The epidemiology of osteomyelitis varies greatly

When working abroad, or in other health systems or charities it is an especially important consideration. Those interested in humanitarian or military medicine you will likely have heard horror stories of doctors performing complex operations and (unexpectedly) ending up with a widespread OM infection, the bone crumbling, implant failing, patient going into sepsis and dying.

This is a very real problem and for those who go on to work with MSF, the Red Cross or Malteser International it is important you know about the infection risk and you adjust your expectations accordingly.

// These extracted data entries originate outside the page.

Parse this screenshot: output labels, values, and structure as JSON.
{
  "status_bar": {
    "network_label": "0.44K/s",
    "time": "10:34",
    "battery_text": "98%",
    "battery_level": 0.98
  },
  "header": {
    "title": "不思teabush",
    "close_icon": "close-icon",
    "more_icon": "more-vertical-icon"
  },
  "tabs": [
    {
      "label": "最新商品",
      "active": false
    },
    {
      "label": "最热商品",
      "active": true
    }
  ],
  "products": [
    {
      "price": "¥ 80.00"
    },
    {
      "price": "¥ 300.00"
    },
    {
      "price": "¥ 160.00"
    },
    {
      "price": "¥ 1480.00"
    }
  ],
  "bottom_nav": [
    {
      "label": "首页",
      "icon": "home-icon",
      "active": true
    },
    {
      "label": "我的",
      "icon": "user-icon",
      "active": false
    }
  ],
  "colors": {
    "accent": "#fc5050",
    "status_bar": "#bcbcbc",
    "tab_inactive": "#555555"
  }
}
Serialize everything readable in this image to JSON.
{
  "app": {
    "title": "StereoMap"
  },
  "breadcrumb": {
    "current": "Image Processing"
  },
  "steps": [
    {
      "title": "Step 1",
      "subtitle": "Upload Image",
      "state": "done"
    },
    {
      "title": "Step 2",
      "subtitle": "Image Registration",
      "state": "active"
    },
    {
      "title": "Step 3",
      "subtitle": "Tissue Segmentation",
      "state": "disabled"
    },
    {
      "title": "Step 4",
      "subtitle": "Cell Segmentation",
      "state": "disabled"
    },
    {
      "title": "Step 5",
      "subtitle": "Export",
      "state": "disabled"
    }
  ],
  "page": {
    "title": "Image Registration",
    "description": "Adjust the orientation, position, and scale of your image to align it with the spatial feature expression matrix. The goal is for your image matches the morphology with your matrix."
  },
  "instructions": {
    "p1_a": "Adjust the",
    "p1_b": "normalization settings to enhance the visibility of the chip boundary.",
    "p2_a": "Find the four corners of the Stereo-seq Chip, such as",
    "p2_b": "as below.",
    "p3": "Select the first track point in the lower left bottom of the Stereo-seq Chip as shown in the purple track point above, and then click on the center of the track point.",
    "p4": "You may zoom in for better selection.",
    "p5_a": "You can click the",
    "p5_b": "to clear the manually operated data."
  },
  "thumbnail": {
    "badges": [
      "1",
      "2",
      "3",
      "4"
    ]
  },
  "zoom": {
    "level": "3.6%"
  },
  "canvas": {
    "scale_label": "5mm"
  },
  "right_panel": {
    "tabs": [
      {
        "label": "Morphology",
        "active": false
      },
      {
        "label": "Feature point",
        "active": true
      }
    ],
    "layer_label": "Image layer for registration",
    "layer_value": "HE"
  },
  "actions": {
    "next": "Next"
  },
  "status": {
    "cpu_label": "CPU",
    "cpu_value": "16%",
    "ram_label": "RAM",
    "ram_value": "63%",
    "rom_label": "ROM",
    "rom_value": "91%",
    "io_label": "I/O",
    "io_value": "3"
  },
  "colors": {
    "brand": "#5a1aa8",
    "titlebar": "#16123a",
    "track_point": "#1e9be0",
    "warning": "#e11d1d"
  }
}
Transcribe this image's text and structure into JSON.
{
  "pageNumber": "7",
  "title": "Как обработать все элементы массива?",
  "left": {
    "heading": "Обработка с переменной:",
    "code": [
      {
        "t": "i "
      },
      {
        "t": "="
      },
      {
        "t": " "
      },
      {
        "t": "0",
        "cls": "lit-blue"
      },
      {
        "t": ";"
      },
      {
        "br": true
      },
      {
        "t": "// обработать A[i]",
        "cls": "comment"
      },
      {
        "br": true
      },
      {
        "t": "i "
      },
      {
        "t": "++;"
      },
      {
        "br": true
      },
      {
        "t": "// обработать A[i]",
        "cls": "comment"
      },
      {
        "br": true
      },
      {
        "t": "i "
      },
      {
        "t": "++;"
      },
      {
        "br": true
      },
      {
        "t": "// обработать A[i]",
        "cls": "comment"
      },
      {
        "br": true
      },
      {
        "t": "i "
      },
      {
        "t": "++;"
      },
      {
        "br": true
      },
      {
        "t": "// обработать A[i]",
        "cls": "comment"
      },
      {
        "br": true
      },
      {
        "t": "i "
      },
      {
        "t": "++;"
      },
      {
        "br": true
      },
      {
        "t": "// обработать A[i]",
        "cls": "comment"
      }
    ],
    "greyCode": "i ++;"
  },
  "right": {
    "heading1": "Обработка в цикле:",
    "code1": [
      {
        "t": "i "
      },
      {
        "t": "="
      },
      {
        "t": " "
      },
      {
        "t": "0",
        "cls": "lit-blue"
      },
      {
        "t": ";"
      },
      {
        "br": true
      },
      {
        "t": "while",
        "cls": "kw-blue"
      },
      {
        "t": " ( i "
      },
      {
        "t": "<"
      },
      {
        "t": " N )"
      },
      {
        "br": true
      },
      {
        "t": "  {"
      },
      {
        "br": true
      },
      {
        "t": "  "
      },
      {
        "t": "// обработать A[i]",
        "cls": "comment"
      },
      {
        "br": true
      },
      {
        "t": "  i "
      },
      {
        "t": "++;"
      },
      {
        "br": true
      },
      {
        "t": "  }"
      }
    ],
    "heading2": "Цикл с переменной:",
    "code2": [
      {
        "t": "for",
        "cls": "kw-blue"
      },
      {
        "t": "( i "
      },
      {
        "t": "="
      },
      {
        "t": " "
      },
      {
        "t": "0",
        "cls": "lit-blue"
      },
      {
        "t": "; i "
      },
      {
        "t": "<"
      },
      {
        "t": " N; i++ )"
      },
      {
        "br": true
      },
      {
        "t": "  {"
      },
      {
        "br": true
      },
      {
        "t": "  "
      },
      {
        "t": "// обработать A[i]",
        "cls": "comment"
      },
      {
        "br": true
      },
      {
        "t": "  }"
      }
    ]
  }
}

It is important to know what environment you are working in and the pathogens that may be present, for example in Iraq and Afghanistan during the ISAF operations a lot of the mortality from blast injuries came from Invasive Fungal Infections, admittedly of both soft tissue and bone, (and its not exactly what your standard FY1 is going to see) but it is important to understand the environment you are in and assess the risk of infection. That will determine your management plan for a lot of patients in these environments.

Most health boards across the UK have their own antimicrobial formulary and if you end up working 'down south' or in a different health board to Grampian or Highland its worthwhile having a quick read of this before you start working so you are aware of what microbes are out there and what should be 'on your radar'. For example, the microbe profile of Greater London is going to be very different to the microbe profile of the Gilbert Bain hospital in Shetland.